Twintig jaar lang was Mark Vanvaeck hoofdredacteur van okv. Hij vernieuwde de vormgeving, tekende de inhoudelijke lijnen uit en zette vurig zijn schouders onder de digitale transformatie. Nu laat hij okv achter met een verjongde redactie, een frisse kijk op de toekomst, een zee aan herinneringen én een opvolger. Die kersverse hoofdredacteur Matthias Depoorter gaat met hem in gesprek.

Mis je okv al?

Voorlopig blijf ik bij enkele projecten betrokken. Zo werk ik voor okv aan het Virtueel Museum en begeleid ik de publicatie over het Topstukkendecreet. Daarnaast zit ik in de adviescommissie cultureel erfgoed en loopt er nu een subsidieronde voor kunst- en erfgoedtijdschriften. Ook als lid van de raad van bestuur blijf ik okv van nabij volgen. Dat vind ik belangrijk. Na twintig jaar en alle inspanningen die we geleverd hebben om het tijdschrift te brengen waar het nu staat, ligt okv me na aan het hart.

Hoofdredacteur interviewt hoofdredacteur: het afscheidsgesprek met Mark Vanvaeck

Je begon bij het Davidsfonds.

Ik was er uitgever van fictie en non-fictie. Ik ben al heel mijn leven een aanreiker van cultuur. Plato sprak over de drie-eenheid van het ware, het goede en het mooie. Voor mij was het altijd het mooie. Dat begon inderdaad bij het Davidsfonds. Ik heb daar een aantal programma's opgestart die nog steeds lopen. Dat doet deugd.

Het was Peter Wouters, de huidige directeur, die je bij okv binnenhaalde.

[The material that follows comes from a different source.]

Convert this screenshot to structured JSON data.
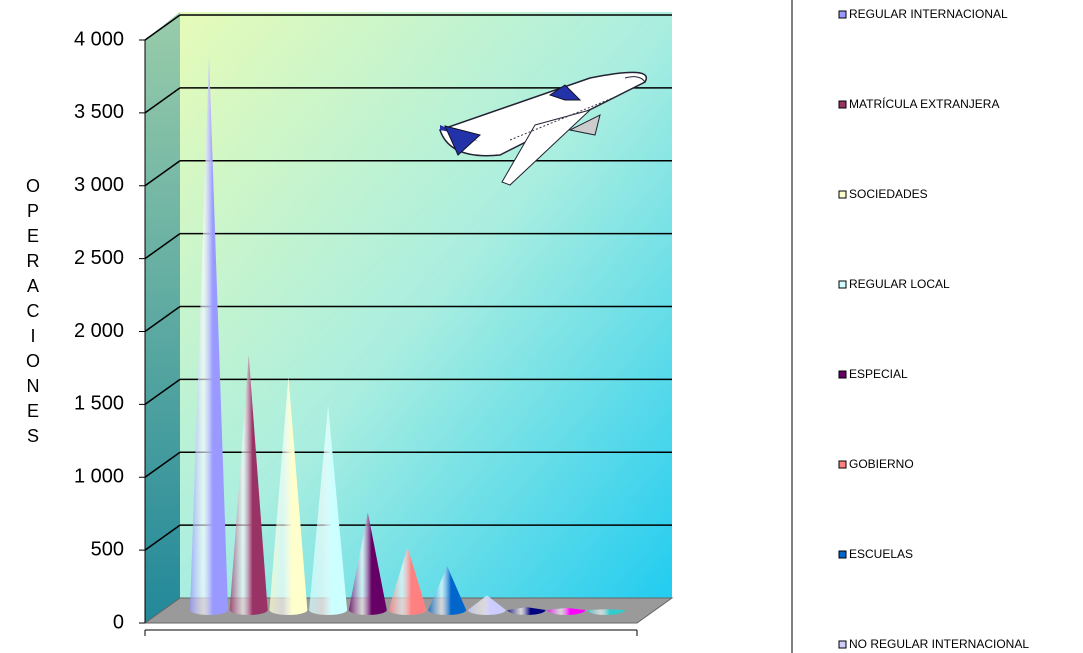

Dat klopt, in het voorjaar van 2003. Peter was net directeur geworden. We kenden elkaar, we zaten samen in de stichting voor kunstpromotie, een bonte, gepassioneerde bende die bruggen tussen de cultuur- en de bedrijfswereld probeerde  te slaan. Hij belde me op en vroeg of ik zin had om als hoofdredacteur bij okv aan de slag te gaan. Het was een voordeel dat Peter en ik op elkaar ingespeeld waren. We wisten wat we aan elkaar hadden.

Hoe trof je het tijdschrift aan?

Okv had een traditie van 40 jaar achter de rug. Als je naar de beginjaren kijkt, naar die losbladige reproducties, ondersteund door radio en televisie, dan zie je een hele evolutie. Toen ik begon, waren er twee magazines. Enerzijds had je de themanummers. Anderzijds was er Tento, een publicatie die daar los van stond. Dat was anders vormgegeven, met kortere stukken, en op goedkoper papier gedrukt. De ene maand kregen abonnees een themanummer, de andere een Tento. We voelden al snel dat dat verhaal niet klopte. We hebben dan een enquête gehouden bij de abonnees, en vrij snel beslist om daar één tijdschrift van te maken met een herkenbare look and feel. Dat was een belangrijke beslissing. Maar zoiets moet je voorzichtig aanpakken. Je hebt altijd een groep oudere lezers die er van het begin bij waren. Die mag je niet afstoten. We hebben in die twintig jaar meermaals bij de abonnees gepolst hoe zij okv zien, en zijn zo stap voor stap geëvolueerd. De voorbije jaren is daar de onlineversie bijgekomen.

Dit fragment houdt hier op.